Jou fixe 32 :: Welfare states and families in a transforming Europe since 1945

Tomasz Inglot – Christina Rat – Dorottya Szikra:
Welfare states and families in a transforming Europe since 1945
A comparison of Hungary, Poland, and Romania
Academic symposium

Institute for Sociology, Centre for Social Sciences, HAS, Hegedüs room, Budapest I. Úri u. 49.

9 April, 2015 (Thursday), 1p.m.

Invitation and details

Abstract

Our book aims to explain ideas, institutional dynamics, and politics behind the significant policy shift or a sudden surge of attention to benefits and services for working women, families,
and children across Europe.
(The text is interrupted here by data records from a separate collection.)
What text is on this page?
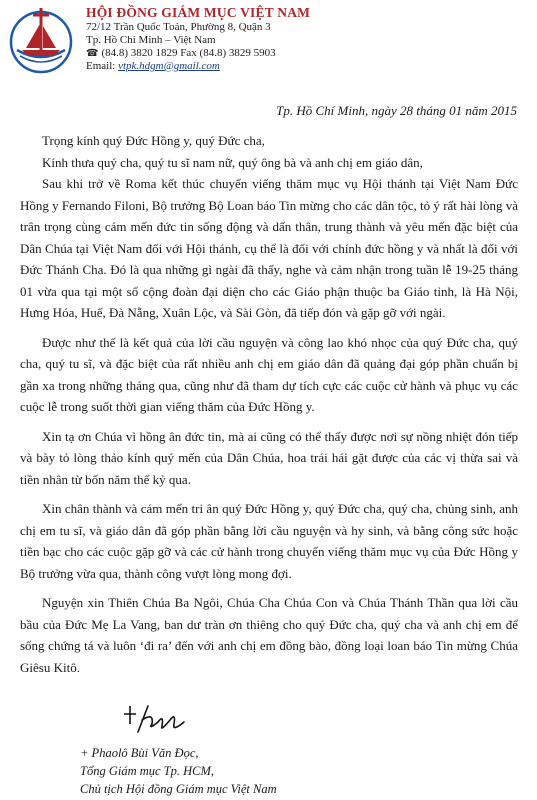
HỘI ĐỒNG GIÁM MỤC VIỆT NAM
72/12 Trần Quốc Toản, Phường 8, Quận 3
Tp. Hồ Chí Minh – Việt Nam
☎ (84.8) 3820 1829 Fax (84.8) 3829 5903
Email: vtpk.hdgm@gmail.com
Tp. Hồ Chí Minh, ngày 28 tháng 01 năm 2015

Trọng kính quý Đức Hồng y, quý Đức cha,

Kính thưa quý cha, quý tu sĩ nam nữ, quý ông bà và anh chị em giáo dân,

Sau khi trở về Roma kết thúc chuyến viếng thăm mục vụ Hội thánh tại Việt Nam Đức Hồng y Fernando Filoni, Bộ trưởng Bộ Loan báo Tin mừng cho các dân tộc, tỏ ý rất hài lòng và trân trọng cùng cám mến đức tin sống động và dấn thân, trung thành và yêu mến đặc biệt của Dân Chúa tại Việt Nam đối với Hội thánh, cụ thể là đối với chính đức hồng y và nhất là đối với Đức Thánh Cha. Đó là qua những gì ngài đã thấy, nghe và cảm nhận trong tuần lễ 19-25 tháng 01 vừa qua tại một số cộng đoàn đại diện cho các Giáo phận thuộc ba Giáo tỉnh, là Hà Nội, Hưng Hóa, Huế, Đà Nẵng, Xuân Lộc, và Sài Gòn, đã tiếp đón và gặp gỡ với ngài.

Được như thế là kết quả của lời cầu nguyện và công lao khó nhọc của quý Đức cha, quý cha, quý tu sĩ, và đặc biệt của rất nhiều anh chị em giáo dân đã quảng đại góp phần chuẩn bị gần xa trong những tháng qua, cũng như đã tham dự tích cực các cuộc cử hành và phục vụ các cuộc lễ trong suốt thời gian viếng thăm của Đức Hồng y.

Xin tạ ơn Chúa vì hồng ân đức tin, mà ai cũng có thể thấy được nơi sự nồng nhiệt đón tiếp và bày tỏ lòng thảo kính quý mến của Dân Chúa, hoa trái hái gặt được của các vị thừa sai và tiền nhân từ bốn năm thế kỷ qua.

Xin chân thành và cám mến tri ân quý Đức Hồng y, quý Đức cha, quý cha, chủng sinh, anh chị em tu sĩ, và giáo dân đã góp phần bằng lời cầu nguyện và hy sinh, và bằng công sức hoặc tiền bạc cho các cuộc gặp gỡ và các cử hành trong chuyến viếng thăm mục vụ của Đức Hồng y Bộ trưởng vừa qua, thành công vượt lòng mong đợi.

Nguyện xin Thiên Chúa Ba Ngôi, Chúa Cha Chúa Con và Chúa Thánh Thần qua lời cầu bầu của Đức Mẹ La Vang, ban dư tràn ơn thiêng cho quý Đức cha, quý cha và anh chị em để sống chứng tá và luôn ‘đi ra’ đến với anh chị em đồng bào, đồng loại loan báo Tin mừng Chúa Giêsu Kitô.

+ Phaolô Bùi Văn Đọc,
Tổng Giám mục Tp. HCM,
Chủ tịch Hội đồng Giám mục Việt Nam
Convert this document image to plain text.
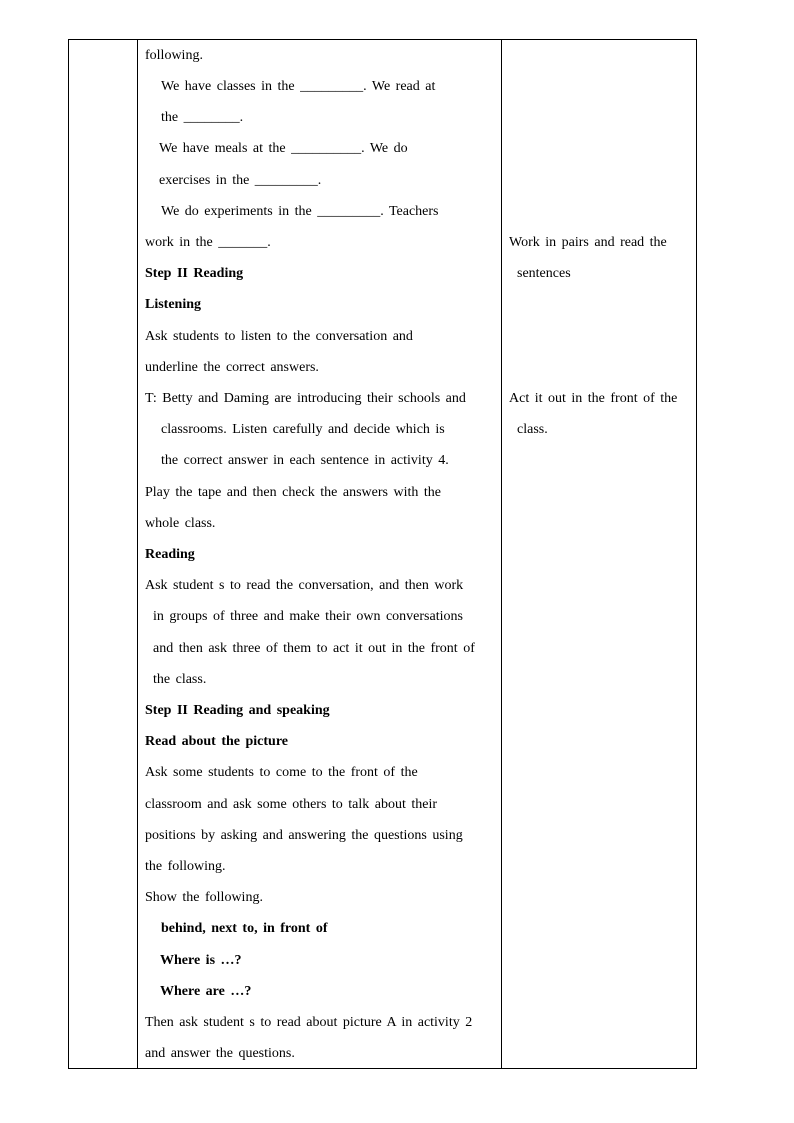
following.
We have classes in the _________. We read at
the ________.
We have meals at the __________. We do
exercises in the _________.
We do experiments in the _________. Teachers
work in the _______.
Step II Reading
Listening
Ask students to listen to the conversation and
underline the correct answers.
T: Betty and Daming are introducing their schools and
classrooms. Listen carefully and decide which is
the correct answer in each sentence in activity 4.
Play the tape and then check the answers with the
whole class.
Reading
Ask student s to read the conversation, and then work
in groups of three and make their own conversations
and then ask three of them to act it out in the front of
the class.
Step II Reading and speaking
Read about the picture
Ask some students to come to the front of the
classroom and ask some others to talk about their
positions by asking and answering the questions using
the following.
Show the following.
behind, next to, in front of
Where is …?
Where are …?
Then ask student s to read about picture A in activity 2
and answer the questions.
Work in pairs and read the
sentences
Act it out in the front of the
class.
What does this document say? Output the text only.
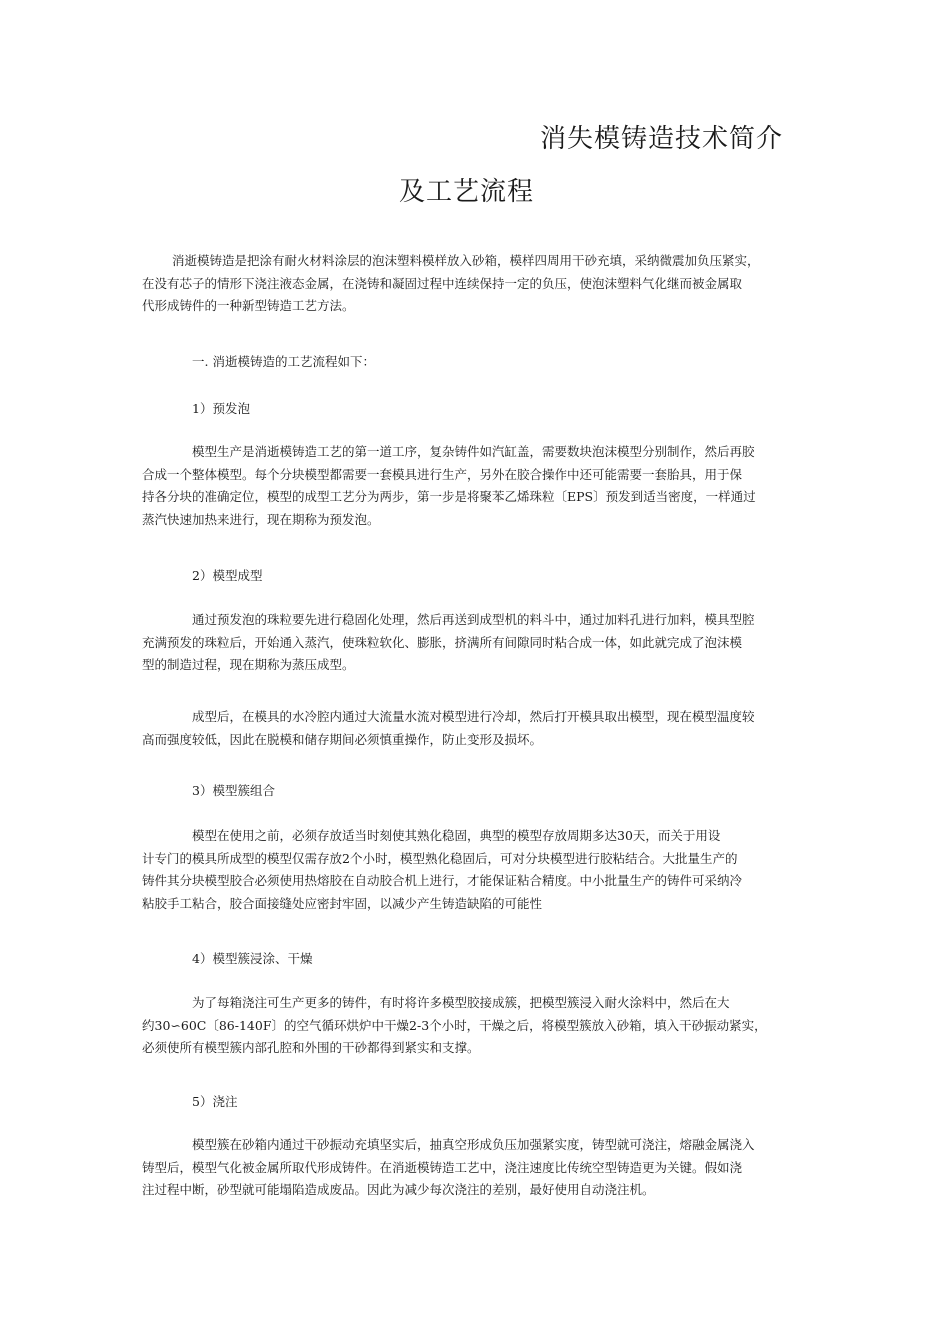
消失模铸造技术简介
及工艺流程
消逝模铸造是把涂有耐火材料涂层的泡沫塑料模样放入砂箱，模样四周用干砂充填，采纳微震加负压紧实，
在没有芯子的情形下浇注液态金属，在浇铸和凝固过程中连续保持一定的负压，使泡沫塑料气化继而被金属取
代形成铸件的一种新型铸造工艺方法。
一. 消逝模铸造的工艺流程如下：
1）预发泡
模型生产是消逝模铸造工艺的第一道工序，复杂铸件如汽缸盖，需要数块泡沫模型分别制作，然后再胶
合成一个整体模型。每个分块模型都需要一套模具进行生产，另外在胶合操作中还可能需要一套胎具，用于保
持各分块的准确定位，模型的成型工艺分为两步，第一步是将聚苯乙烯珠粒〔EPS〕预发到适当密度，一样通过
蒸汽快速加热来进行，现在期称为预发泡。
2）模型成型
通过预发泡的珠粒要先进行稳固化处理，然后再送到成型机的料斗中，通过加料孔进行加料，模具型腔
充满预发的珠粒后，开始通入蒸汽，使珠粒软化、膨胀，挤满所有间隙同时粘合成一体，如此就完成了泡沫模
型的制造过程，现在期称为蒸压成型。
成型后，在模具的水冷腔内通过大流量水流对模型进行冷却，然后打开模具取出模型，现在模型温度较
高而强度较低，因此在脱模和储存期间必须慎重操作，防止变形及损坏。
3）模型簇组合
模型在使用之前，必须存放适当时刻使其熟化稳固，典型的模型存放周期多达30天，而关于用设
计专门的模具所成型的模型仅需存放2个小时，模型熟化稳固后，可对分块模型进行胶粘结合。大批量生产的
铸件其分块模型胶合必须使用热熔胶在自动胶合机上进行，才能保证粘合精度。中小批量生产的铸件可采纳冷
粘胶手工粘合，胶合面接缝处应密封牢固，以减少产生铸造缺陷的可能性
4）模型簇浸涂、干燥
为了每箱浇注可生产更多的铸件，有时将许多模型胶接成簇，把模型簇浸入耐火涂料中，然后在大
约30∽60C〔86-140F〕的空气循环烘炉中干燥2-3个小时，干燥之后，将模型簇放入砂箱，填入干砂振动紧实，
必须使所有模型簇内部孔腔和外围的干砂都得到紧实和支撑。
5）浇注
模型簇在砂箱内通过干砂振动充填坚实后，抽真空形成负压加强紧实度，铸型就可浇注，熔融金属浇入
铸型后，模型气化被金属所取代形成铸件。在消逝模铸造工艺中，浇注速度比传统空型铸造更为关键。假如浇
注过程中断，砂型就可能塌陷造成废品。因此为减少每次浇注的差别，最好使用自动浇注机。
We illustrate this in a historical comparative analysis of three countries in Central and Eastern Europe – Poland, Hungary, and Romania that adhered to a common European sequence of adoption of the most important family policy programs. Our main goal is to explain an apparent contradiction between the persistent variation across distinct national family policy programs and the converging tendencies that are now increasingly apparent in a growing number of European welfare states in general (Kuhnle 2000) and more specifically within domestic family policy domains (Matzke and Ostner 2011, Fleckenstein & Seelib-Kaiser 2011). In other words, we ask: How do we account for the seemingly contradictory, simultaneous path-dependence and path-shifting in many areas of family policy such as family allowances, parental leave benefits, childcare services, tax incentives or child anti-poverty measures?